Today, a majority of states have legalized medical marijuana, and a growing number are legalizing recreational marijuana use. Enforcement of federal laws outlawing marijuana in those states is the type of federal interference with state laws that conservatives usually oppose. Hopefully, in this area the Trump administration will exercise restraint and respect state marijuana laws.

Sessions’s announcement was not the only pro-drug war announcement made by the administration this week. President Trump himself, in a meeting with the president of Colombia, promised to continue U.S. intervention in South and Central America to eliminate drug cartels. President Trump, like his attorney general, seems to not understand that the rise of foreign drug cartels, like the rise of domestic drug gangs, is a consequence of U.S. drug policy.

The use of government force to stop adults from putting certain substances into their bodies—whether marijuana, saturated fats, or raw milk—violates the nonaggression principle that is the bedrock of a free society. Therefore, all those who care about protecting individual liberty and limiting government power should support ending the drug war. Those with moral objections to drug use should realize that education and persuasion, carried out through voluntary institutions like churches and schools, is a more moral and effective way to discourage drug use than relying on government force.

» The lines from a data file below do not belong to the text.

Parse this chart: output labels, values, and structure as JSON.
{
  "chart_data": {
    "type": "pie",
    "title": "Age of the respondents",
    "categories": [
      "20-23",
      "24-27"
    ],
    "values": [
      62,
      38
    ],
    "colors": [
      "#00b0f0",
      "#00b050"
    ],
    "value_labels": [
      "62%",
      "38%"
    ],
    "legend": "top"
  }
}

Ron Paul, a former U.S. representative from Texas and medical doctor, continues to write his weekly column for the Ron Paul Institute for Peace and Prosperity, online at www.ronpaulinstitute.org.

2 Comments on Will the Trump Administration Overdose on Authoritarianism?

  1. The Constitution of the United States does not authorize the fedgov to tell Americans what substances they can eat or drink. It is grossly immoral for and level of government to use force to impliment such a policy.

  2. Thomas Jefferson said “only a moral people could keep the Republic”
    By legalizing drugs how will that keep this country moral?
    It would make it easier for the enemies of this Republic to take away what is left of our freedoms because the majority of people would be stoned out of their heads as most young people are now!